If you can measure "productivity" after the product is done then you can probably measure it while the product is being developed (e.g. velocity), the difference is that productivity less than expected during development can be improved immediately, while an overall productivity number measured after development is completed is too gross, too averaged, to be of any use. One could only guess at why it was lower than expected 6 months later...
I have no idea how one might measure "flexibility", that sounds like marketing jargon ;-)

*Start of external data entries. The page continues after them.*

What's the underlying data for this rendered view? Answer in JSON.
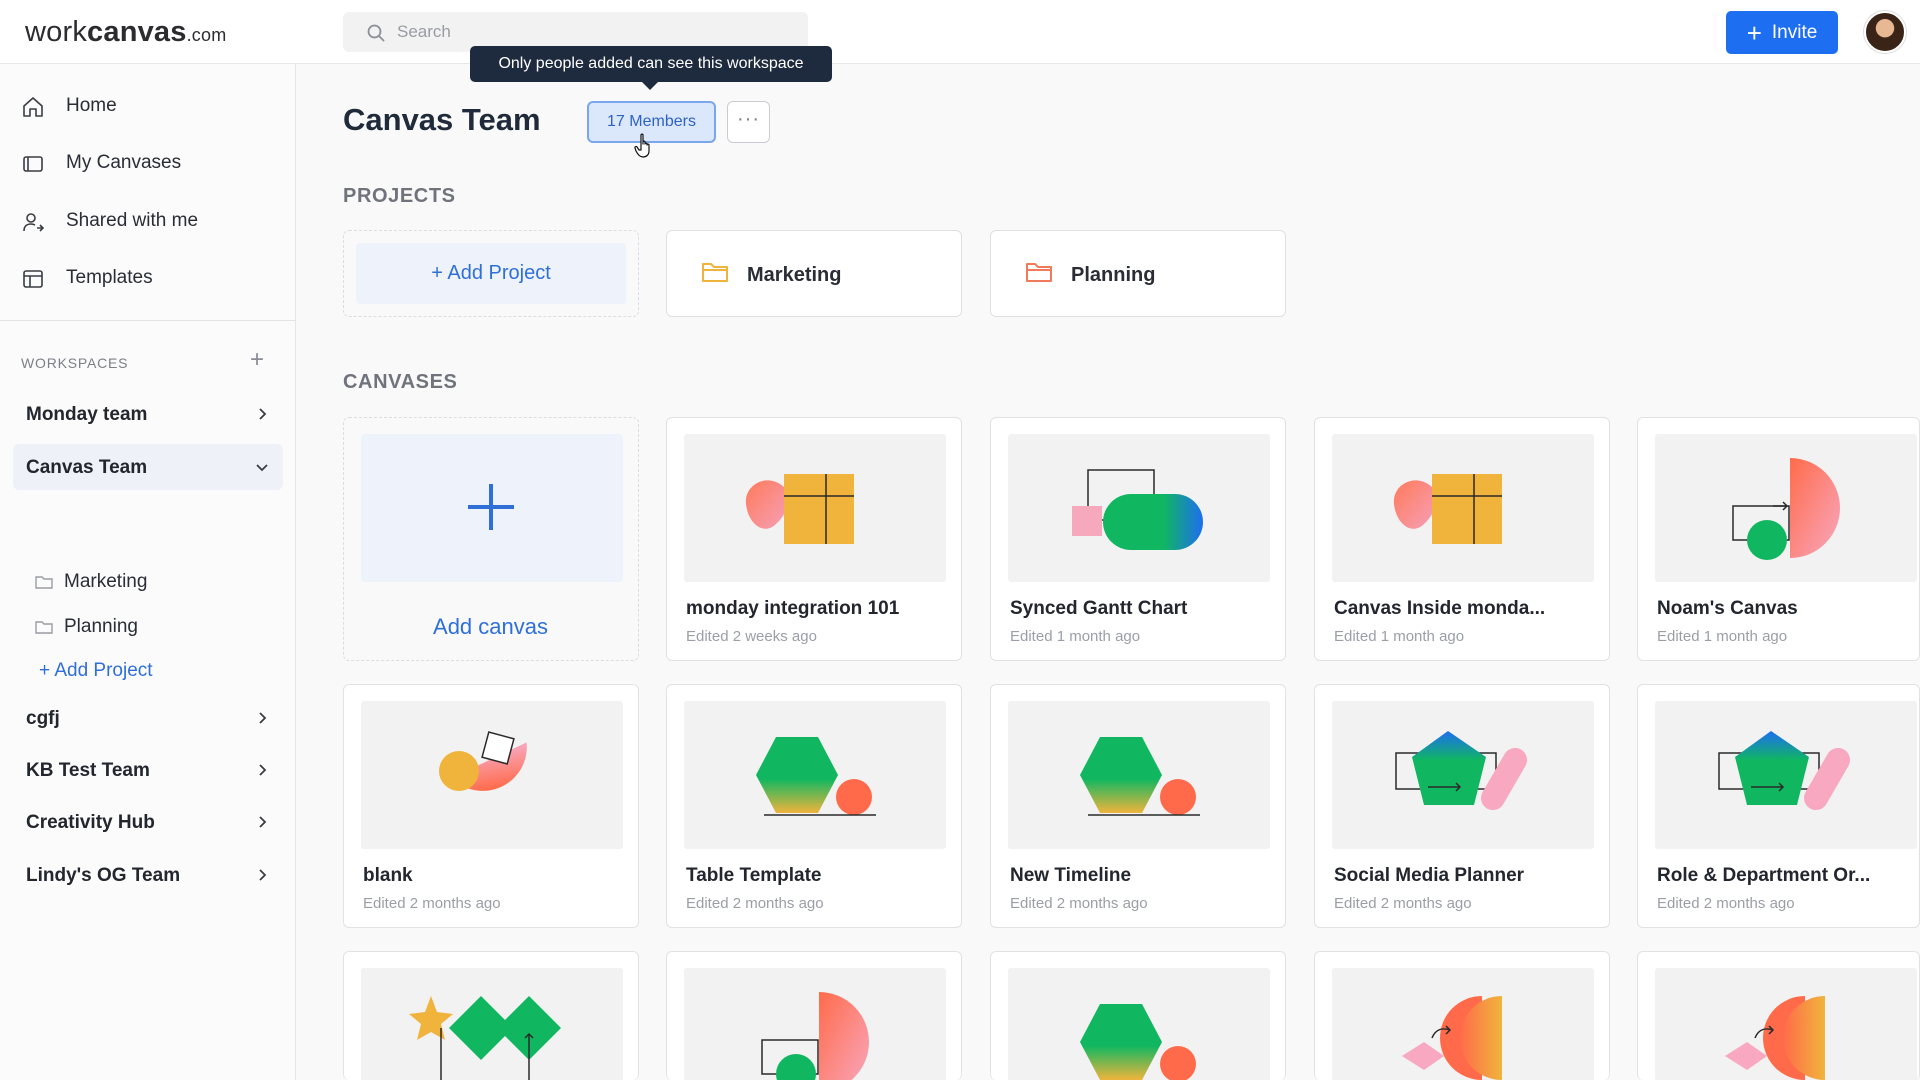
{
  "header": {
    "logo_part1": "work",
    "logo_part2": "canvas",
    "logo_part3": ".com",
    "search_placeholder": "Search",
    "invite_label": "Invite"
  },
  "sidebar": {
    "nav": [
      {
        "label": "Home",
        "icon": "home-icon"
      },
      {
        "label": "My Canvases",
        "icon": "canvas-icon"
      },
      {
        "label": "Shared with me",
        "icon": "user-share-icon"
      },
      {
        "label": "Templates",
        "icon": "template-icon"
      }
    ],
    "workspaces_title": "WORKSPACES",
    "workspaces": [
      {
        "label": "Monday team",
        "expanded": false
      },
      {
        "label": "Canvas Team",
        "expanded": true
      },
      {
        "label": "cgfj",
        "expanded": false
      },
      {
        "label": "KB Test Team",
        "expanded": false
      },
      {
        "label": "Creativity Hub",
        "expanded": false
      },
      {
        "label": "Lindy's OG Team",
        "expanded": false
      }
    ],
    "canvas_team_sub": [
      "Marketing",
      "Planning"
    ],
    "add_project": "+ Add Project"
  },
  "main": {
    "title": "Canvas Team",
    "members_label": "17 Members",
    "more_label": "···",
    "tooltip": "Only people added can see this workspace",
    "projects_label": "PROJECTS",
    "add_project_label": "+ Add Project",
    "projects": [
      {
        "name": "Marketing",
        "folder_color": "#f0b43c"
      },
      {
        "name": "Planning",
        "folder_color": "#f07a5a"
      }
    ],
    "canvases_label": "CANVASES",
    "add_canvas_label": "Add canvas",
    "canvases": [
      {
        "title": "monday integration 101",
        "meta": "Edited 2 weeks ago",
        "art": "blob-grid"
      },
      {
        "title": "Synced Gantt Chart",
        "meta": "Edited 1 month ago",
        "art": "pill-box"
      },
      {
        "title": "Canvas Inside monda...",
        "meta": "Edited 1 month ago",
        "art": "blob-grid"
      },
      {
        "title": "Noam's Canvas",
        "meta": "Edited 1 month ago",
        "art": "half-circle"
      },
      {
        "title": "blank",
        "meta": "Edited 2 months ago",
        "art": "bowl"
      },
      {
        "title": "Table Template",
        "meta": "Edited 2 months ago",
        "art": "hexagon"
      },
      {
        "title": "New Timeline",
        "meta": "Edited 2 months ago",
        "art": "hexagon"
      },
      {
        "title": "Social Media Planner",
        "meta": "Edited 2 months ago",
        "art": "pentagon"
      },
      {
        "title": "Role & Department Or...",
        "meta": "Edited 2 months ago",
        "art": "pentagon"
      },
      {
        "title": "",
        "meta": "",
        "art": "star-diamond"
      },
      {
        "title": "",
        "meta": "",
        "art": "half-circle"
      },
      {
        "title": "",
        "meta": "",
        "art": "hexagon"
      },
      {
        "title": "",
        "meta": "",
        "art": "fan"
      },
      {
        "title": "",
        "meta": "",
        "art": "fan"
      }
    ]
  },
  "colors": {
    "accent": "#1d6ef0",
    "link": "#2f6fd8",
    "tooltip_bg": "#1e2a3e"
  }
}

I hope I haven't pounded this nail too hard or too far, but I don't think that there is anything useful that you can measure after-the-fact that you cannot measure while in progress. And there are a lot of after-the-fact measurements that are useless without knowing the causes.
您可以在 仪表板 中获取有关 KPI 和示例的大量想法。 dashboardzone.com" rel="nofollow noreferrer">http://www.dashboardzone.com
它具有按行业和功能区域划分的 KPI。
You can get lot of ideas about KPIs and Examples of Dashboards at http://www.dashboardzone.com
It has kpis by industry and functional areas.